O Ministério Público do Estado do Maranhão instaurou Inquérito Civil para apurar um suposto ato de improbidade administrativa relacionado à omissão no dever de prestar contas de recursos do Cofinanciamento Estadual de Benefícios Eventuais, referentes ao exercício de 2021, no município de Coroatá.
De acordo com a Portaria de Instauração nº 8/2026 – 1ªPJCOR, o valor sob análise é de R$ 26.000,00, repassado ao município pelo Fundo Estadual de Assistência Social (FEAS). A responsabilidade pela ausência de prestação de contas é atribuída aos ex-gestores Luis Mendes Ferreira Filho e Daniel Sousa da Silva.
Fundamentação legal
Na portaria, assinada eletronicamente pelo promotor de Justiça Lúcio Leonardo Froz Gomes, o MPMA destaca que a medida tem respaldo no artigo 129, inciso III, da Constituição Federal, além do artigo 8º, §1º, da Lei nº 7.347/85 e da Resolução nº 23/2007 do Conselho Nacional do Ministério Público (CNMP).

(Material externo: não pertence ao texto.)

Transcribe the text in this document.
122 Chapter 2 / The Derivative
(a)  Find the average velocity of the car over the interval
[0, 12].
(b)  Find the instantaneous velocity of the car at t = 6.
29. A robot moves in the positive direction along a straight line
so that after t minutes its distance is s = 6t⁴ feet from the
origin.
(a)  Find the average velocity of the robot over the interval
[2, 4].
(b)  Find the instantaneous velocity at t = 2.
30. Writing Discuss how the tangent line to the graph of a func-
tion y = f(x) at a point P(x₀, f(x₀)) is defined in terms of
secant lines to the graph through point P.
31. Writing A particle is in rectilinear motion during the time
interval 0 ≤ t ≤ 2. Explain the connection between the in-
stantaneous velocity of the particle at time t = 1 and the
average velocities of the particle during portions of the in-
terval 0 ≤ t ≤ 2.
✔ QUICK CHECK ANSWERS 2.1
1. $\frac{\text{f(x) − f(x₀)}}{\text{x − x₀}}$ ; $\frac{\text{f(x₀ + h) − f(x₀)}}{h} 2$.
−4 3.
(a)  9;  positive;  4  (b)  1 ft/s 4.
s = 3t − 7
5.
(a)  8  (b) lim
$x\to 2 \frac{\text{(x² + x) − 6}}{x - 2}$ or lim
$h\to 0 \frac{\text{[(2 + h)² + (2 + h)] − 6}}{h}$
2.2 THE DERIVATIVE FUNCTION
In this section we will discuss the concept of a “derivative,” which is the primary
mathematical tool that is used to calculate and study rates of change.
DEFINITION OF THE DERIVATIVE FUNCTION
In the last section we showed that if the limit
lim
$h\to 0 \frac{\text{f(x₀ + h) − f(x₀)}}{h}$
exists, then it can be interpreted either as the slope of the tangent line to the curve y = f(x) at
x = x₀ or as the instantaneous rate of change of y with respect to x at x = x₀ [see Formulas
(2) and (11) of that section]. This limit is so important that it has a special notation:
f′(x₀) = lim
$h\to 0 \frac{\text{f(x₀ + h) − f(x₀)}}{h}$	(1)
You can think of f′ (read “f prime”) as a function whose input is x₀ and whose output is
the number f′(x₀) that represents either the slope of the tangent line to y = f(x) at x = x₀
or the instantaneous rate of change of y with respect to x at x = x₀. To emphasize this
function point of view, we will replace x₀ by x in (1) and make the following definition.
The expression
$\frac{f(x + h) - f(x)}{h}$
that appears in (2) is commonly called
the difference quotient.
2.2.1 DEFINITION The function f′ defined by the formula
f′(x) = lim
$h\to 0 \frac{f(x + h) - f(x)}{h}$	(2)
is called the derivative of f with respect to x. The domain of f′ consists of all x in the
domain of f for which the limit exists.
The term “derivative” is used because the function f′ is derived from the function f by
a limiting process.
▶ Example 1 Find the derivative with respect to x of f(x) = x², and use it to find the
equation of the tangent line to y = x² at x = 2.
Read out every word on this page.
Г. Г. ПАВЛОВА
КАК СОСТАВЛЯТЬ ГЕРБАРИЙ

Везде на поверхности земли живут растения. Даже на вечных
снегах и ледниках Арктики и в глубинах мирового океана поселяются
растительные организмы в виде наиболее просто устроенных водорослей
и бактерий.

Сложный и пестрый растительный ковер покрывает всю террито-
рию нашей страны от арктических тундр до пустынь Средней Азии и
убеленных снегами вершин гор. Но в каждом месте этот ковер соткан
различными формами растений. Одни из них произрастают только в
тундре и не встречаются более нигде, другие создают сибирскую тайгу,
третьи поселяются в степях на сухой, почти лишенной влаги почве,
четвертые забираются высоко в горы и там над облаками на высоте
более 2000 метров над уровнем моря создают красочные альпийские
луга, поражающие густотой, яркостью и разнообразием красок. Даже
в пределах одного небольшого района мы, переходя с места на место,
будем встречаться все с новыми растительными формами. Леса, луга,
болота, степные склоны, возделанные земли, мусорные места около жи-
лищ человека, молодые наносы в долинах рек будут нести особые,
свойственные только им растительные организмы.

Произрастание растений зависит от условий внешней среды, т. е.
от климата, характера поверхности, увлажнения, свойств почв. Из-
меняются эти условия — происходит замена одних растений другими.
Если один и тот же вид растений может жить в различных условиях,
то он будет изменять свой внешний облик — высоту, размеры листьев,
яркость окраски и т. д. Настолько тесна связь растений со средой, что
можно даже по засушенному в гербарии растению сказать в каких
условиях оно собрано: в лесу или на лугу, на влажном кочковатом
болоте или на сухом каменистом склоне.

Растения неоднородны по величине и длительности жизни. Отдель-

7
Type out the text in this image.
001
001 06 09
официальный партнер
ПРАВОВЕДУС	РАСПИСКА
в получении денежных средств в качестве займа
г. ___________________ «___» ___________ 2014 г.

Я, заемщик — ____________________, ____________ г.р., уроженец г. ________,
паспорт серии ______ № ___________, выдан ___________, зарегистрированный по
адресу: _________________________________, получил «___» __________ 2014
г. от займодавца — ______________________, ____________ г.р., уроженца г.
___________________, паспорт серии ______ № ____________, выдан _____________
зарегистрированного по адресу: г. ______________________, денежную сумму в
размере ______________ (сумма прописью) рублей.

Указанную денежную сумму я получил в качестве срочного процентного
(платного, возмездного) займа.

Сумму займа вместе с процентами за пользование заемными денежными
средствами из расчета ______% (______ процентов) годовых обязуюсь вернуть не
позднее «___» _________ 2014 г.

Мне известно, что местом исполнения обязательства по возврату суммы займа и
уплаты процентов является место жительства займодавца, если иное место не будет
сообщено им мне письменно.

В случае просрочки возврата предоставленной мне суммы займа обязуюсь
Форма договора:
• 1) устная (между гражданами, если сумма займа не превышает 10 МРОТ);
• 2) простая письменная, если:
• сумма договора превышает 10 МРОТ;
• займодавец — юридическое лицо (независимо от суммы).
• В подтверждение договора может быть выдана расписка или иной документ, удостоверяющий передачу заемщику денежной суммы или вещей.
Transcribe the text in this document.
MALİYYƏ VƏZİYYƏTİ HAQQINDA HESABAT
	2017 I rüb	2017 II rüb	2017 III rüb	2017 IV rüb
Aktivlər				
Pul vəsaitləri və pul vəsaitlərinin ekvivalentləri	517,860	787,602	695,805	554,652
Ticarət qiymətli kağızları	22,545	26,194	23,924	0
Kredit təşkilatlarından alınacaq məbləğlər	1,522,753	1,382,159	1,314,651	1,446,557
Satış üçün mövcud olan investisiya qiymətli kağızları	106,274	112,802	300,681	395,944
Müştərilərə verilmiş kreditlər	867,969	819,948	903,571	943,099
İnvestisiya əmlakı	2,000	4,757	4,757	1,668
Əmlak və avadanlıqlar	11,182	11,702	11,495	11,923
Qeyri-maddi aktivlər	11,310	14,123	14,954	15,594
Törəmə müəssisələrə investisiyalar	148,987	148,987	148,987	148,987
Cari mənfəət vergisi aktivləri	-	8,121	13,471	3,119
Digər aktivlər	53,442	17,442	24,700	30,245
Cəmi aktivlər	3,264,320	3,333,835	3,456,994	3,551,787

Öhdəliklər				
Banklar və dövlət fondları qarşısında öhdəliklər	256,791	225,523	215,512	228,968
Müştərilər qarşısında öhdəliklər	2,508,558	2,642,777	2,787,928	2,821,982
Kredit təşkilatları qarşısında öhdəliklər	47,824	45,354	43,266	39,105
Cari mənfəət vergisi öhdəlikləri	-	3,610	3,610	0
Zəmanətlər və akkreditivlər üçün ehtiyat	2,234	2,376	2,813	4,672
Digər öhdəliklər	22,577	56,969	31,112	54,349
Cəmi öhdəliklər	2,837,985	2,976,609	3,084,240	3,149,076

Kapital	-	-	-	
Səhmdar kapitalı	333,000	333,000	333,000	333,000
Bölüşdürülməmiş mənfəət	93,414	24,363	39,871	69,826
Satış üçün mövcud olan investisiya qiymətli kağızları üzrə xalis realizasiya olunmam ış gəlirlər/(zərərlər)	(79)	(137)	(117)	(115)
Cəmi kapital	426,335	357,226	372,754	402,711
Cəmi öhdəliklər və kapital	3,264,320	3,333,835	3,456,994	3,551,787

O órgão ministerial ressalta que o dever de prestar contas é um desdobramento do princípio republicano, previsto no artigo 70, parágrafo único, da Constituição Federal. A omissão dolosa nessa obrigação, quando há intenção de ocultar irregularidades, pode configurar ato de improbidade administrativa, conforme o artigo 11, inciso VI, da Lei nº 8.429/92.
Origem da investigação
A investigação teve como base documentos constantes no Protocolo nº 001270-285/2025, que noticiam a ausência de prestação de contas dos recursos públicos repassados ao Município de Coroatá pelo FEAS no ano de 2021.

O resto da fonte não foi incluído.